Adapun orang yang cakap bertindak
menurut hukum tetapi tidak mempunyai kekuasaaan atau wewenang itu seperti:[21]
a.
Wali,
atas harta benda orang yang berada dibawah perwaliannya.
b.
Pengampu,
atas harta benda orang yang berada di bawah pengampuannya.
c.
Nadzir
(pengawas) wakaf, atas hak milik wakaf yang ada di bawah pengawasannya.
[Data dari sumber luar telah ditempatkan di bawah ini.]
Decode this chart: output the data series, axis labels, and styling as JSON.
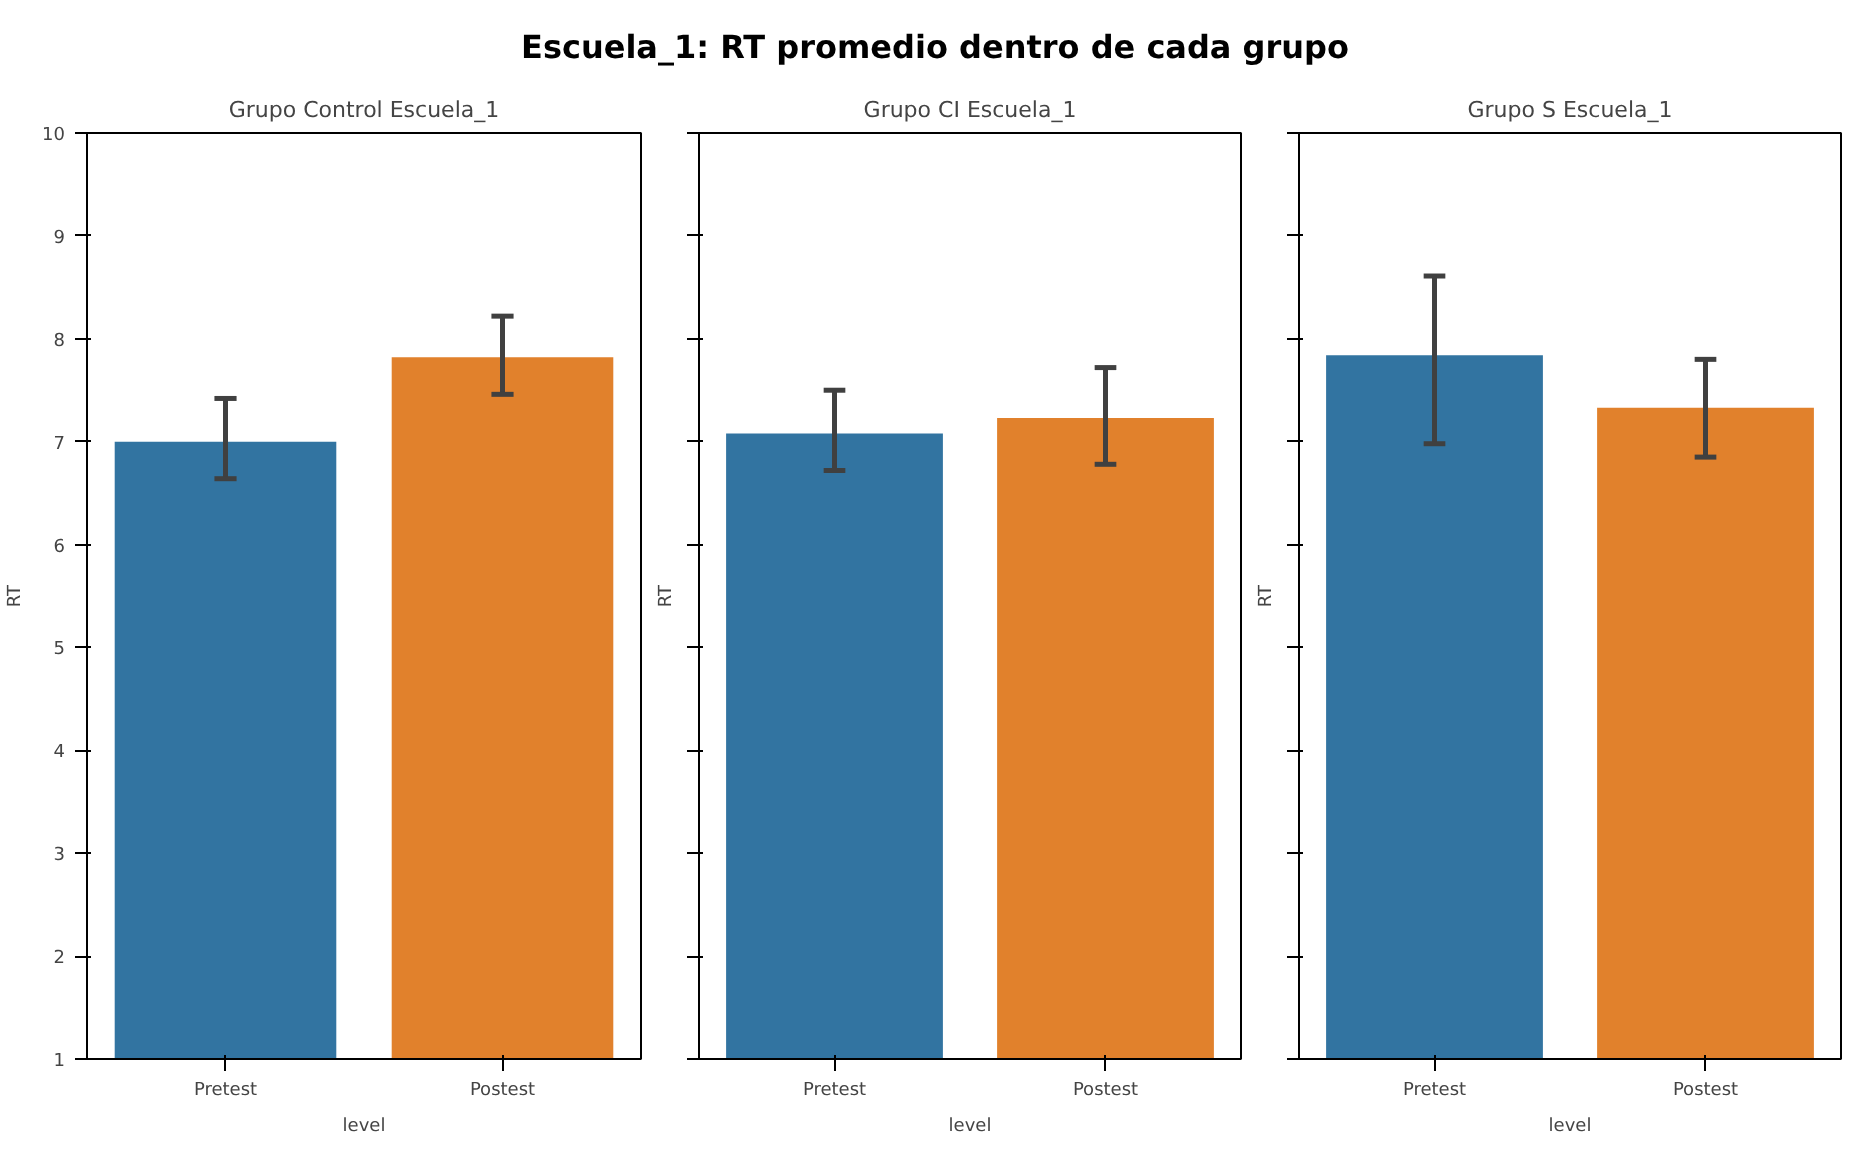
{
  "chart_data": [
    {
      "type": "bar",
      "title": "Grupo Control Escuela_1",
      "annotations": [
        "Escuela_1: RT promedio dentro de cada grupo"
      ],
      "xlabel": "level",
      "ylabel": "RT",
      "categories": [
        "Pretest",
        "Postest"
      ],
      "values": [
        7.0,
        7.82
      ],
      "colors": [
        "#3274a1",
        "#e1812c"
      ],
      "errors": [
        [
          6.64,
          7.42
        ],
        [
          7.46,
          8.22
        ]
      ],
      "ylim": [
        1,
        10
      ],
      "yticks": [
        1,
        2,
        3,
        4,
        5,
        6,
        7,
        8,
        9,
        10
      ]
    },
    {
      "type": "bar",
      "title": "Grupo CI Escuela_1",
      "xlabel": "level",
      "ylabel": "RT",
      "categories": [
        "Pretest",
        "Postest"
      ],
      "values": [
        7.08,
        7.23
      ],
      "colors": [
        "#3274a1",
        "#e1812c"
      ],
      "errors": [
        [
          6.72,
          7.5
        ],
        [
          6.78,
          7.72
        ]
      ],
      "ylim": [
        1,
        10
      ],
      "yticks": [
        1,
        2,
        3,
        4,
        5,
        6,
        7,
        8,
        9,
        10
      ],
      "tick_labels": "x"
    },
    {
      "type": "bar",
      "title": "Grupo S Escuela_1",
      "xlabel": "level",
      "ylabel": "RT",
      "categories": [
        "Pretest",
        "Postest"
      ],
      "values": [
        7.84,
        7.33
      ],
      "colors": [
        "#3274a1",
        "#e1812c"
      ],
      "errors": [
        [
          6.98,
          8.61
        ],
        [
          6.85,
          7.8
        ]
      ],
      "ylim": [
        1,
        10
      ],
      "yticks": [
        1,
        2,
        3,
        4,
        5,
        6,
        7,
        8,
        9,
        10
      ],
      "tick_labels": "x"
    }
  ]
}
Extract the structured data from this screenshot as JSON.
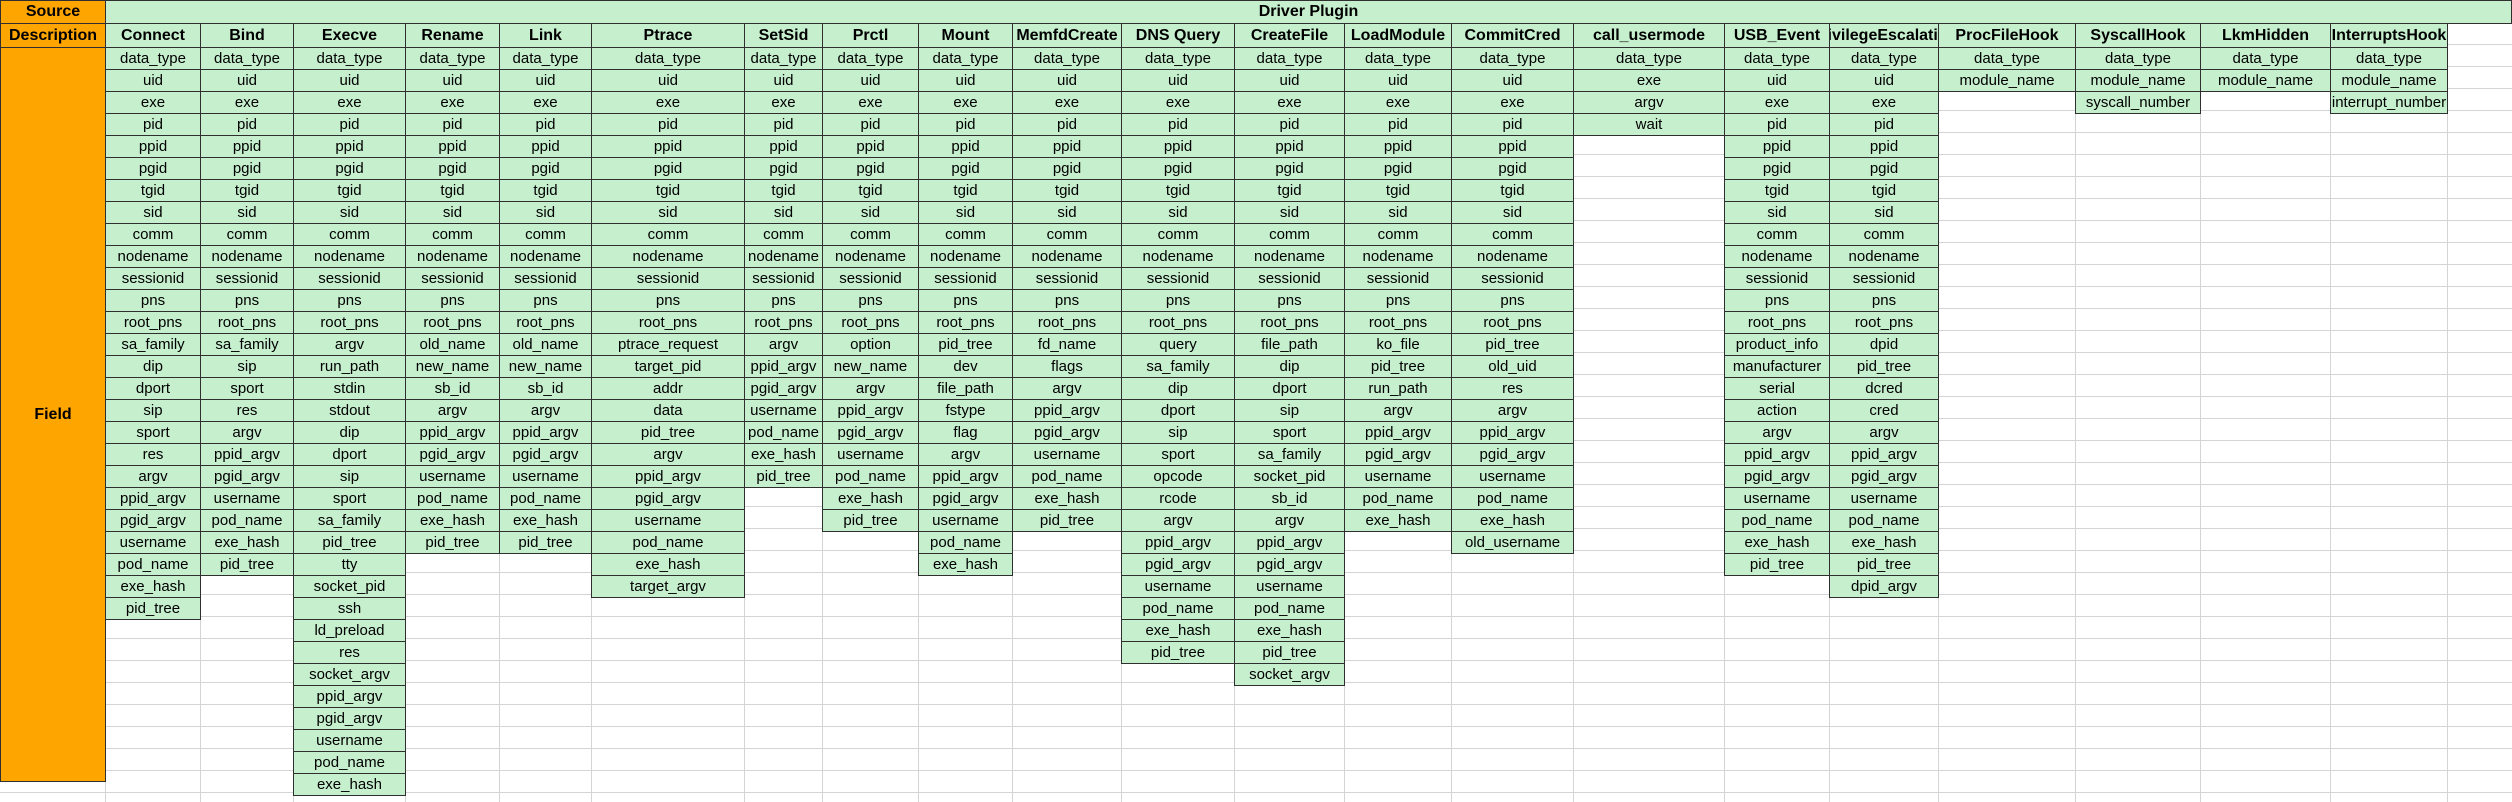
{
  "source_label": "Source",
  "description_label": "Description",
  "field_label": "Field",
  "driver_label": "Driver Plugin",
  "columns": [
    {
      "name": "Connect",
      "fields": [
        "data_type",
        "uid",
        "exe",
        "pid",
        "ppid",
        "pgid",
        "tgid",
        "sid",
        "comm",
        "nodename",
        "sessionid",
        "pns",
        "root_pns",
        "sa_family",
        "dip",
        "dport",
        "sip",
        "sport",
        "res",
        "argv",
        "ppid_argv",
        "pgid_argv",
        "username",
        "pod_name",
        "exe_hash",
        "pid_tree"
      ]
    },
    {
      "name": "Bind",
      "fields": [
        "data_type",
        "uid",
        "exe",
        "pid",
        "ppid",
        "pgid",
        "tgid",
        "sid",
        "comm",
        "nodename",
        "sessionid",
        "pns",
        "root_pns",
        "sa_family",
        "sip",
        "sport",
        "res",
        "argv",
        "ppid_argv",
        "pgid_argv",
        "username",
        "pod_name",
        "exe_hash",
        "pid_tree"
      ]
    },
    {
      "name": "Execve",
      "fields": [
        "data_type",
        "uid",
        "exe",
        "pid",
        "ppid",
        "pgid",
        "tgid",
        "sid",
        "comm",
        "nodename",
        "sessionid",
        "pns",
        "root_pns",
        "argv",
        "run_path",
        "stdin",
        "stdout",
        "dip",
        "dport",
        "sip",
        "sport",
        "sa_family",
        "pid_tree",
        "tty",
        "socket_pid",
        "ssh",
        "ld_preload",
        "res",
        "socket_argv",
        "ppid_argv",
        "pgid_argv",
        "username",
        "pod_name",
        "exe_hash"
      ]
    },
    {
      "name": "Rename",
      "fields": [
        "data_type",
        "uid",
        "exe",
        "pid",
        "ppid",
        "pgid",
        "tgid",
        "sid",
        "comm",
        "nodename",
        "sessionid",
        "pns",
        "root_pns",
        "old_name",
        "new_name",
        "sb_id",
        "argv",
        "ppid_argv",
        "pgid_argv",
        "username",
        "pod_name",
        "exe_hash",
        "pid_tree"
      ]
    },
    {
      "name": "Link",
      "fields": [
        "data_type",
        "uid",
        "exe",
        "pid",
        "ppid",
        "pgid",
        "tgid",
        "sid",
        "comm",
        "nodename",
        "sessionid",
        "pns",
        "root_pns",
        "old_name",
        "new_name",
        "sb_id",
        "argv",
        "ppid_argv",
        "pgid_argv",
        "username",
        "pod_name",
        "exe_hash",
        "pid_tree"
      ]
    },
    {
      "name": "Ptrace",
      "fields": [
        "data_type",
        "uid",
        "exe",
        "pid",
        "ppid",
        "pgid",
        "tgid",
        "sid",
        "comm",
        "nodename",
        "sessionid",
        "pns",
        "root_pns",
        "ptrace_request",
        "target_pid",
        "addr",
        "data",
        "pid_tree",
        "argv",
        "ppid_argv",
        "pgid_argv",
        "username",
        "pod_name",
        "exe_hash",
        "target_argv"
      ]
    },
    {
      "name": "SetSid",
      "fields": [
        "data_type",
        "uid",
        "exe",
        "pid",
        "ppid",
        "pgid",
        "tgid",
        "sid",
        "comm",
        "nodename",
        "sessionid",
        "pns",
        "root_pns",
        "argv",
        "ppid_argv",
        "pgid_argv",
        "username",
        "pod_name",
        "exe_hash",
        "pid_tree"
      ]
    },
    {
      "name": "Prctl",
      "fields": [
        "data_type",
        "uid",
        "exe",
        "pid",
        "ppid",
        "pgid",
        "tgid",
        "sid",
        "comm",
        "nodename",
        "sessionid",
        "pns",
        "root_pns",
        "option",
        "new_name",
        "argv",
        "ppid_argv",
        "pgid_argv",
        "username",
        "pod_name",
        "exe_hash",
        "pid_tree"
      ]
    },
    {
      "name": "Mount",
      "fields": [
        "data_type",
        "uid",
        "exe",
        "pid",
        "ppid",
        "pgid",
        "tgid",
        "sid",
        "comm",
        "nodename",
        "sessionid",
        "pns",
        "root_pns",
        "pid_tree",
        "dev",
        "file_path",
        "fstype",
        "flag",
        "argv",
        "ppid_argv",
        "pgid_argv",
        "username",
        "pod_name",
        "exe_hash"
      ]
    },
    {
      "name": "MemfdCreate",
      "fields": [
        "data_type",
        "uid",
        "exe",
        "pid",
        "ppid",
        "pgid",
        "tgid",
        "sid",
        "comm",
        "nodename",
        "sessionid",
        "pns",
        "root_pns",
        "fd_name",
        "flags",
        "argv",
        "ppid_argv",
        "pgid_argv",
        "username",
        "pod_name",
        "exe_hash",
        "pid_tree"
      ]
    },
    {
      "name": "DNS Query",
      "fields": [
        "data_type",
        "uid",
        "exe",
        "pid",
        "ppid",
        "pgid",
        "tgid",
        "sid",
        "comm",
        "nodename",
        "sessionid",
        "pns",
        "root_pns",
        "query",
        "sa_family",
        "dip",
        "dport",
        "sip",
        "sport",
        "opcode",
        "rcode",
        "argv",
        "ppid_argv",
        "pgid_argv",
        "username",
        "pod_name",
        "exe_hash",
        "pid_tree"
      ]
    },
    {
      "name": "CreateFile",
      "fields": [
        "data_type",
        "uid",
        "exe",
        "pid",
        "ppid",
        "pgid",
        "tgid",
        "sid",
        "comm",
        "nodename",
        "sessionid",
        "pns",
        "root_pns",
        "file_path",
        "dip",
        "dport",
        "sip",
        "sport",
        "sa_family",
        "socket_pid",
        "sb_id",
        "argv",
        "ppid_argv",
        "pgid_argv",
        "username",
        "pod_name",
        "exe_hash",
        "pid_tree",
        "socket_argv"
      ]
    },
    {
      "name": "LoadModule",
      "fields": [
        "data_type",
        "uid",
        "exe",
        "pid",
        "ppid",
        "pgid",
        "tgid",
        "sid",
        "comm",
        "nodename",
        "sessionid",
        "pns",
        "root_pns",
        "ko_file",
        "pid_tree",
        "run_path",
        "argv",
        "ppid_argv",
        "pgid_argv",
        "username",
        "pod_name",
        "exe_hash"
      ]
    },
    {
      "name": "CommitCred",
      "fields": [
        "data_type",
        "uid",
        "exe",
        "pid",
        "ppid",
        "pgid",
        "tgid",
        "sid",
        "comm",
        "nodename",
        "sessionid",
        "pns",
        "root_pns",
        "pid_tree",
        "old_uid",
        "res",
        "argv",
        "ppid_argv",
        "pgid_argv",
        "username",
        "pod_name",
        "exe_hash",
        "old_username"
      ]
    },
    {
      "name": "call_usermode",
      "fields": [
        "data_type",
        "exe",
        "argv",
        "wait"
      ]
    },
    {
      "name": "USB_Event",
      "fields": [
        "data_type",
        "uid",
        "exe",
        "pid",
        "ppid",
        "pgid",
        "tgid",
        "sid",
        "comm",
        "nodename",
        "sessionid",
        "pns",
        "root_pns",
        "product_info",
        "manufacturer",
        "serial",
        "action",
        "argv",
        "ppid_argv",
        "pgid_argv",
        "username",
        "pod_name",
        "exe_hash",
        "pid_tree"
      ]
    },
    {
      "name": "PrivilegeEscalation",
      "fields": [
        "data_type",
        "uid",
        "exe",
        "pid",
        "ppid",
        "pgid",
        "tgid",
        "sid",
        "comm",
        "nodename",
        "sessionid",
        "pns",
        "root_pns",
        "dpid",
        "pid_tree",
        "dcred",
        "cred",
        "argv",
        "ppid_argv",
        "pgid_argv",
        "username",
        "pod_name",
        "exe_hash",
        "pid_tree",
        "dpid_argv"
      ]
    },
    {
      "name": "ProcFileHook",
      "fields": [
        "data_type",
        "module_name"
      ]
    },
    {
      "name": "SyscallHook",
      "fields": [
        "data_type",
        "module_name",
        "syscall_number"
      ]
    },
    {
      "name": "LkmHidden",
      "fields": [
        "data_type",
        "module_name"
      ]
    },
    {
      "name": "InterruptsHook",
      "fields": [
        "data_type",
        "module_name",
        "interrupt_number"
      ]
    }
  ]
}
Syarat-syarat mushalih bihi adalah :
a.
Bahwa
ia berbentuk harta yang dapat dinilaikan, dapat diserahterimakan atau berguna.
b.
Bahwa
ia diketahui secara jelas sekali, sampai pada tingkat adanya kesamaran dan
ketidakjelasan yang dapat membawa kepada perselisihan, jika memerlukan
penyerahan dan penerimaan.
Syarat-syarat Mushalih ‘Anhu adalah :
a.
Bahwa
ia berbentuk harta yang dapat dinilaikan atau barang yang bermanfaat.dan tidak
disyaratkan mengetahuinya karena tidak memerlukan penyerahan.
b.
Bahwa
ia termasuk hak manusia, yang boleh di’iwadukan (diganti) sekalipun berupa
harta, seperti Qishas.
Dalam ketentuan hukum Indonesia,
perjanjian perdamaian itu hanya sebatas persoalan-persoalan yang menyangkut
hubungan keperdataan (hal-hal yang menyangkut hubungan antara individu dengan
individu lain), Sedangkan terhadap persolan-persoalan yang melanggar ketentuan
hukum pidana (seperti pencurian, pembunuhan) tidak dapat diadakan perjanjian
perdamaian, karena hal itu merupakan kewenangan publik atau masyarakat. Jadi,
kalaupun diadakan perdamaian tidak berarti hapus atau berakhirnya penuntutan.[22]
Adapun yang menjadi syarat sahnya suatu
perjanjian perdamaian dapat diklasifikasikan sebagai berikut :
1. Menyangkut subyek (pihak-pihak yang
mengadakan perjanjian perdamaian) tentang subjek atau orang yang melakukan
perdamaian haruslah orang yang cakap bertindak menurut hukum.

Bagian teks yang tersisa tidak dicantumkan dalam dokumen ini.